With that in mind, let’s look at what investors may expect heading into summer.
Looking at the obvious: Interest rates and inflation
First off, let’s look at what’s been happening with interest rates and inflation. These have been the heaviest weight on economies around the world. And here, there has been both good and bad news.
Interest rates remain at the highest level since 2007 at 4.5% as of writing. That rate isn’t likely to be cut in 2023, according to the Bank of Canada. At the same time, that rate may not be on the climb either.
Why? Because there is good news when it comes to inflation. Inflation rose to significant highs in summer 2022. But that was last summer. By this summer, inflation should continue its trend downwards. As of writing, the inflation rate sits at 4.3%. That’s almost half where it was at highs reached last year.
Signs of improvement … sort of
There are signs of growth in the economy, and this alone should hopefully lead to less of a chance at rate hikes. A combined stable interest rate and less inflation should therefore lead investors to perhaps be more interested in investing once more.
That being said, economists state that it can take a couple of months for job growth or declines to catch up to a slowdown. The unemployment rate may soon increase, and that could lead to a decline in the markets.
Yet what’s been particularly noteworthy are first-quarter results. Economists believed that sales would have come in lower, leading to slow market growth and perhaps towards a recession. Yet sales have been stable or growing for many earnings reports. This even includes in the housing sector, with home prices in Toronto slowly rising, for example.
Yet this means inflation may not fall as dramatically as hoped. As a report from Royal Bank of Canada states,
“Consumer demand probably needs to soften for inflation to return fully to central bank target rates. And the alternative to the relatively mild ‘bumpy,’ economic downturn we expect in 2023 could still look more like a crash landing down the road if substantially higher interest rates, and a larger pullback in economic activity, is required to get inflation fully back under control.”

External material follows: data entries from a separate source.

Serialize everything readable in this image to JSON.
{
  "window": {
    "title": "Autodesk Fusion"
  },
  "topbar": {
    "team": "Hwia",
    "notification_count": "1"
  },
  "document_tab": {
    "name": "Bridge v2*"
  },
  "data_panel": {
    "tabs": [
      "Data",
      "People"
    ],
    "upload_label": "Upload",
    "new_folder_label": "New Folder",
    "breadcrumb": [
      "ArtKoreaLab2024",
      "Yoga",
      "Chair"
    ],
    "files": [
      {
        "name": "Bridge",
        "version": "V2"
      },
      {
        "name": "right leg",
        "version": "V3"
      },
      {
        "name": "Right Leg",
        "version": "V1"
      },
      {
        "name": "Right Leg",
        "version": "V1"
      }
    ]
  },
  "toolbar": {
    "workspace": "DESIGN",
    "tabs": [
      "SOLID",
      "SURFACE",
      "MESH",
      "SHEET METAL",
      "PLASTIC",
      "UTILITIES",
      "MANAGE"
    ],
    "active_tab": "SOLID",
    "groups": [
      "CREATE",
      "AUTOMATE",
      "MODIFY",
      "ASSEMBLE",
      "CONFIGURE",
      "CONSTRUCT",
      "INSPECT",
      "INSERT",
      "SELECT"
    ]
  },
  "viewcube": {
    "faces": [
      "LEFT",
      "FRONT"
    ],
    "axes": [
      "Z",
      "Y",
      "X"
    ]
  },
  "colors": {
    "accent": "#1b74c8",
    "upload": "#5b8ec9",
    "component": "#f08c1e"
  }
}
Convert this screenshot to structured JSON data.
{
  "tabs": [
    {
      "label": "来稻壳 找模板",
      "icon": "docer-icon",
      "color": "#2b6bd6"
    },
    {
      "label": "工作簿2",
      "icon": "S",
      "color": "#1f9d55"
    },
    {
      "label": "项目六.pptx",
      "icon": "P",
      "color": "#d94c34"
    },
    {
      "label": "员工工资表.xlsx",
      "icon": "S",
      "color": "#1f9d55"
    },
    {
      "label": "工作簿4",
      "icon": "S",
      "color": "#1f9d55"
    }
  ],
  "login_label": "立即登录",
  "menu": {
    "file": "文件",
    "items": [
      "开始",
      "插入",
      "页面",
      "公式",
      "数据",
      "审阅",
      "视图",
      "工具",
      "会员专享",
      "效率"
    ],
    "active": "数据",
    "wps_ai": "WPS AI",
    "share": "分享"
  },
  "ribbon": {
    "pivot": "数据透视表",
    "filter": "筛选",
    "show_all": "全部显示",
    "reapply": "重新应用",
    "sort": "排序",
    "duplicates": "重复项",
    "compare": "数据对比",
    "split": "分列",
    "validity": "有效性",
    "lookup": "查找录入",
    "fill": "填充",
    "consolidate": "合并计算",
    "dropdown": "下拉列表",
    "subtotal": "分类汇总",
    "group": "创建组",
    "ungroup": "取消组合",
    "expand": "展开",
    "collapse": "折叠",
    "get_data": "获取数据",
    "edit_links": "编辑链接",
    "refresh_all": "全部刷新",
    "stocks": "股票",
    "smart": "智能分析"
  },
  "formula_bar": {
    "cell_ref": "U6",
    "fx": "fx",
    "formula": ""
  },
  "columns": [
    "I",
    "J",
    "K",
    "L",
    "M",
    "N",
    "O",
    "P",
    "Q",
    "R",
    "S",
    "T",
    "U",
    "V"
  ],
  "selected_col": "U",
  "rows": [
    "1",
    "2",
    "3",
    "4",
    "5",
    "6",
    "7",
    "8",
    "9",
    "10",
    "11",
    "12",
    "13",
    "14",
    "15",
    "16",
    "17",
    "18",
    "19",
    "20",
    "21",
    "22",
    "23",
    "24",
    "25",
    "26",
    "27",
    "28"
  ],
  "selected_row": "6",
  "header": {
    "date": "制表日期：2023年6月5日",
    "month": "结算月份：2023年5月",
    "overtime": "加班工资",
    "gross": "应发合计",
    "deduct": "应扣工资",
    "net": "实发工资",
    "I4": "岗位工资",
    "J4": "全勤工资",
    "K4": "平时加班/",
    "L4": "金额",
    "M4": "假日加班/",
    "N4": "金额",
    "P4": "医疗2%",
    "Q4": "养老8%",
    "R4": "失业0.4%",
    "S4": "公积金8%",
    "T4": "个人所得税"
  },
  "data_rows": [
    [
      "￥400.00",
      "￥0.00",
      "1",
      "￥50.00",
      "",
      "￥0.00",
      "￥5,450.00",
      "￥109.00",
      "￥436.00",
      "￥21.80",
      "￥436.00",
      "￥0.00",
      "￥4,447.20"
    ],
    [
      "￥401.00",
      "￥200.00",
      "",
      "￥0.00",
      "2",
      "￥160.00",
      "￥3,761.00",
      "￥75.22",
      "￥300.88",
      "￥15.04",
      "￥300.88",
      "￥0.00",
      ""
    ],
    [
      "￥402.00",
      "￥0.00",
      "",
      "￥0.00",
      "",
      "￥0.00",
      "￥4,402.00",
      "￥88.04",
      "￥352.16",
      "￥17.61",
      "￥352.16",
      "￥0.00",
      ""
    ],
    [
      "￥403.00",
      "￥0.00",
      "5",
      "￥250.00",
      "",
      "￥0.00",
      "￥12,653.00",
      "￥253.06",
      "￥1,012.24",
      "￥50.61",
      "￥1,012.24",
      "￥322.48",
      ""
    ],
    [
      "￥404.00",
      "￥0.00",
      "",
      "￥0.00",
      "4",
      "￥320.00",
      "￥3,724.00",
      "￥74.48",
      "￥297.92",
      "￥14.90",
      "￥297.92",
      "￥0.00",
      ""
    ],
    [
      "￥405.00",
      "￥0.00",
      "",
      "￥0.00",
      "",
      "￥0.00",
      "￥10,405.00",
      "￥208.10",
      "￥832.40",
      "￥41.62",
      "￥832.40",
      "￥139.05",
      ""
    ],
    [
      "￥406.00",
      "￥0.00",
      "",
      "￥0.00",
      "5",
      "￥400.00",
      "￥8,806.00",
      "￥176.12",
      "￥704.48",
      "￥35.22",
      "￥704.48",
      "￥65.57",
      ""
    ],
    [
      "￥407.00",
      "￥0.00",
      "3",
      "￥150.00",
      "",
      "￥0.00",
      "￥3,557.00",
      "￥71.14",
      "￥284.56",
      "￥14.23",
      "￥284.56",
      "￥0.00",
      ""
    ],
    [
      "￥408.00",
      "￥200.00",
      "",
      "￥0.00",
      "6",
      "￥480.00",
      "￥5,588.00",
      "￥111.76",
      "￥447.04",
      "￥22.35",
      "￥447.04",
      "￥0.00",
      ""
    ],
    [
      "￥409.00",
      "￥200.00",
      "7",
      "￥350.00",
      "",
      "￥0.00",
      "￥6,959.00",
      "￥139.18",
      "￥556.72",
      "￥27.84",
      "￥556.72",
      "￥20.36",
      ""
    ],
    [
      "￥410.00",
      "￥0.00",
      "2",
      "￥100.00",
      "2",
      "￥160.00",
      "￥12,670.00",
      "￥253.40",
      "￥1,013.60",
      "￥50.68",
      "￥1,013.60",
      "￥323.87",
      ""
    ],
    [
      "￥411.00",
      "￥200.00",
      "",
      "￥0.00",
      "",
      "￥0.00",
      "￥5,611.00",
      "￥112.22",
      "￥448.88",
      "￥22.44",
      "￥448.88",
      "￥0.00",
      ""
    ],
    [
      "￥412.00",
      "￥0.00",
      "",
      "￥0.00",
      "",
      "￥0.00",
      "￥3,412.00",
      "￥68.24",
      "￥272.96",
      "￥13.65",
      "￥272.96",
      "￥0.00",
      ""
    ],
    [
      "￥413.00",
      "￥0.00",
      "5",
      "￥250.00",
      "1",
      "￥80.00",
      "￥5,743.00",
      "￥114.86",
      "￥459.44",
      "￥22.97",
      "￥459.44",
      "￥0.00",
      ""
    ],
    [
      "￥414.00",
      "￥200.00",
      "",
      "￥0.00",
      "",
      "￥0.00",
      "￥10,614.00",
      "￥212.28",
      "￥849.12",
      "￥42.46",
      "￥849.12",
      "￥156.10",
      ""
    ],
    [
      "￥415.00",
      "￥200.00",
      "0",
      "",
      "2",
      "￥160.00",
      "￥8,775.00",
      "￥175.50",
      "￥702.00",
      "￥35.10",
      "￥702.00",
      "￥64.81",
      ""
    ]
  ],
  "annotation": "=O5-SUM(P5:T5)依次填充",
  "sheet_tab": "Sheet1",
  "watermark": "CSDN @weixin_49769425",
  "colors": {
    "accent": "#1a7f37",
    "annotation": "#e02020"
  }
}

What this means for investors
Investors looking to prepare for summer should continue to have a diverse portfolio of options. But this can be quite difficult to do on your own, which is why exchange-traded funds (ETF) are an excellent way to mitigate risk.
In particular, consider iShares S&P/TSX 60 Index ETF (TSX:XIU), which looks at the top 60 performing stocks on the TSX today. XIU stock gives you exposure to a nice diverse range of stocks, while still operating at a discount to the actual TSX today. Shares are up 5% year to date.
Then once it’s clear we’re out of a bear market, through a mild recession, and back into a bull market, consider these 60 stocks carefully. Then you might want to perhaps create your own portfolio of the strongest options on the TSX today.